In 2020, Murray appeared as a contestant on Celebrity Masterchef. Murray was given the 2021 Georgina Clark Mother Award from the Women's Tennis Association.

==Honorary doctorates==
Murray was awarded an honorary doctorate by the University of Edinburgh on 8 October 2013. On 22 November 2013 Murray received an honorary doctorate from the University of Stirling. She received three honorary degrees in 2016 – one from the University of Aberdeen, another from the University of Glasgow, and a third from Abertay University for her "outstanding contribution to British sport."

==Park of Keir==
Murray had been planning to build indoor and outdoor tennis courts; a six-hole golf course; a 4/5-star hotel; a country park; indoor leisure activities; a tennis museum and 19 resort homes on 110 ha of green belt land at Park of Keir south of Dunblane and the north-west of Bridge of Allan. The proposed development was rejected by Stirling Council in December 2015. However, following appeal from the developers it was granted planning permission in principle by the Scottish government in December 2021. Despite this, the project was officially cancelled in August 2024, due to rising costs and protracted planning disputes.

==Strictly Come Dancing==
On 7 September 2014 Murray was introduced as a competitor in the 12th series of BBC One's Strictly Come Dancing, paired with professional dancer Anton du Beke. In week eight at Blackpool, however, after dancing a Viennese Waltz to "Let's Go Fly a Kite" from Mary Poppins, the pair had one of the lowest two scores. They were eliminated by a unanimous vote from the judges. Writing in The Daily Telegraph, Michael Hogan tagged his review of the show "Ballroom justice at last as the popular but wooden Mrs Murray leaves Strictly", describing the last dance: "It was Murray’s best yet – not saying much, maybe – scoring her first (and only) sevens.
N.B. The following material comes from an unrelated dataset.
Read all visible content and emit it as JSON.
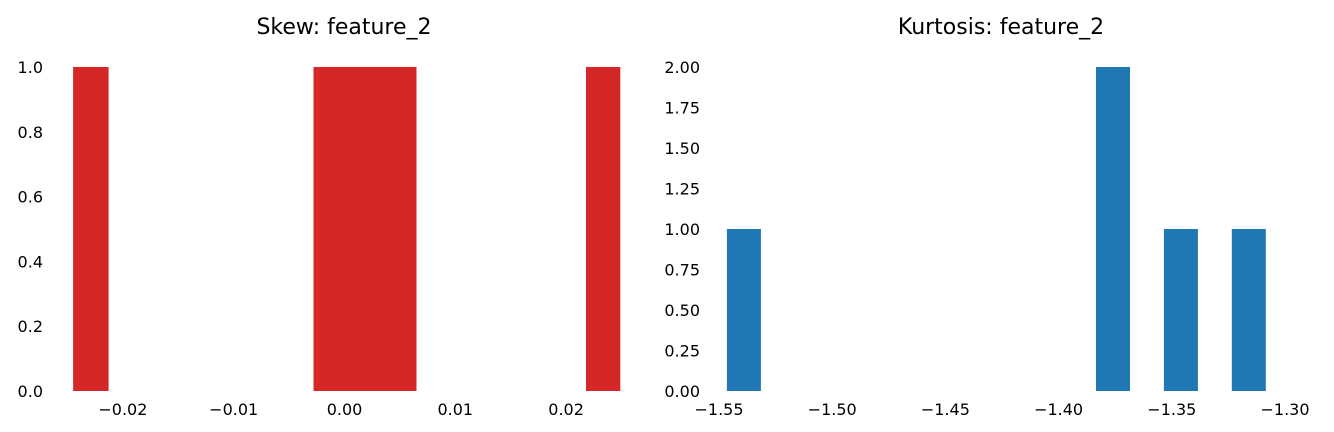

She was even more delighted by her four from Craig Revel Horwood."

| Week # | Dance/song | Judges' score |  |  |  | Total | Result |
| Horwood | Bussell | Goodman | Tonioli |
| 1 | Waltz / Mull of Kintyre | 3 | 4 | 6 | 5 | 18 | No elimination |
| 2 | Cha-Cha-Cha / She's a Lady | 2 | 5 | 5 | 5 | 17 | Safe |
| 3 | Quickstep / Don't Rain on My Parade | 3 | 5, 5 | 5 | 5 | 23 | Safe |
| 4 | Tango / "Jealousy" | 4 | 6 | 6 | 6 | 22 | Safe |
| 5 | Charleston / "Varsity Drag" | 3 | 5 | 5 | 5 | 18 | Safe |
| 6 | American Smooth / "Cruella de Vil" | 3 | 6 | 6 | 5 | 20 | Safe |
| 7 | Paso Doble / "I Fought the Law" | 3 | 5 | 5 | 5 | 18 | Safe |
| 8 | Viennese Waltz / "Let's Go Fly a Kite" | 4 | 6 | 7 | 7 | 24 | Eliminated |

==Personal life ==

In 1980 when she was 21 she married William Murray, a manager with the Scottish newsagent chain RS McColl. They had two children, Jamie, born 1986, and Andy, born 1987. The couple divorced in 2005 after a nine year separation. She moved out, and the boys continued to live with their father.
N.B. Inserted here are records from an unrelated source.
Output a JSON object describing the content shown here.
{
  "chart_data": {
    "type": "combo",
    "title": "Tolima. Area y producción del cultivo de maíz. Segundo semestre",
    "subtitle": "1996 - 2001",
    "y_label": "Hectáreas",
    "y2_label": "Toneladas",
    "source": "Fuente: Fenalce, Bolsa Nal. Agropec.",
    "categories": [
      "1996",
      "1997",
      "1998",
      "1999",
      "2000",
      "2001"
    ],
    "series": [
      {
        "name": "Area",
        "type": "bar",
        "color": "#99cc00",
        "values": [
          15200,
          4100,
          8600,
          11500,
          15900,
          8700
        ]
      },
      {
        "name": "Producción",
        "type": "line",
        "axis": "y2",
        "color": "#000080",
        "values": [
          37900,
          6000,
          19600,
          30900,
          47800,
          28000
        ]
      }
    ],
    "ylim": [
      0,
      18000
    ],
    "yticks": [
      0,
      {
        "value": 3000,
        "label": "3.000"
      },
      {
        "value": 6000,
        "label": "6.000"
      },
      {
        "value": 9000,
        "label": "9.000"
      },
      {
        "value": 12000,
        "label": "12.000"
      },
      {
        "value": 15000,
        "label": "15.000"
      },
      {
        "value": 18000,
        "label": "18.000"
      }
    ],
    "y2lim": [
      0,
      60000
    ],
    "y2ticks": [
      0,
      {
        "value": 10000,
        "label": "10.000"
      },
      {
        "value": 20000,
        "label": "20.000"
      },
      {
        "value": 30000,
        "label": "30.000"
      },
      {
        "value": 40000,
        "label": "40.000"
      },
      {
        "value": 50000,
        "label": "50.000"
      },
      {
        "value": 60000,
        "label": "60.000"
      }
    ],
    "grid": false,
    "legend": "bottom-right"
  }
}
In February 2021 Murray said that she had undergone a £4,500 non-surgical face lift after her sons teased her for her "turkey neck".
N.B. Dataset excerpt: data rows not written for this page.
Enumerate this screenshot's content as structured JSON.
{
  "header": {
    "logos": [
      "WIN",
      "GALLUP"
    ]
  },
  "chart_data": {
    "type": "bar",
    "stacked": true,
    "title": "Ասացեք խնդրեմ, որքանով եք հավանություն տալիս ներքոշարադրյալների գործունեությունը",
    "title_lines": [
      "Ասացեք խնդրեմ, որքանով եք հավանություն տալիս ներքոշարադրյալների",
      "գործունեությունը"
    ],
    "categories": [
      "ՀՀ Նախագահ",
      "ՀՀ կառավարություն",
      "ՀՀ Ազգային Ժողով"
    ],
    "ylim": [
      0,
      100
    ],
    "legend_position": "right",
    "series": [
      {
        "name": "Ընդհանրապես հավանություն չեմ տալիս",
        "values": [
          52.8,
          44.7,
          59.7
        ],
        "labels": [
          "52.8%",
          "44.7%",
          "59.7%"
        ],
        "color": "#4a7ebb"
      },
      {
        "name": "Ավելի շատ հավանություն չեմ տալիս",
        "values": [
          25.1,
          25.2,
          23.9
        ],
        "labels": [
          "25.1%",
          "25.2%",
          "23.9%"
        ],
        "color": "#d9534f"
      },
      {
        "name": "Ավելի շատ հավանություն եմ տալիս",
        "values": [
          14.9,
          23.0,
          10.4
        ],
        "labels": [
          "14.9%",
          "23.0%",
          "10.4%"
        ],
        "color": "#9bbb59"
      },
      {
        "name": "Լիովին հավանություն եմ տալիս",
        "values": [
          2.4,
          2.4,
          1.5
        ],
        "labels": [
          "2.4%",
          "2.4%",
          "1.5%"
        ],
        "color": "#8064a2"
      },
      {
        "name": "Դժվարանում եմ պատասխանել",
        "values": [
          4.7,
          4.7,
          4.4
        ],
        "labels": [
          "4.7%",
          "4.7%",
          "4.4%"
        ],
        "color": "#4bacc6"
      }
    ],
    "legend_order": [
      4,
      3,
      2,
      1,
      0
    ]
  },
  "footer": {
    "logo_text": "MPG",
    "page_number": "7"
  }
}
Murray has a tattoo of a large spider on her back. Explaining her motivation she said, "It's a throwback to the story of Robert the Bruce and the spider in the cave – it's about never giving up, resilience, persistence, fighting against the odds."

Her parents both died in the first few weeks of 2026.

==Publications==
- Knowing the Score: My Family and Our Tennis Story. London: Chatto & Windus, 2017. Co-written with Alexandra Heminsley. ISBN 978-1784741792.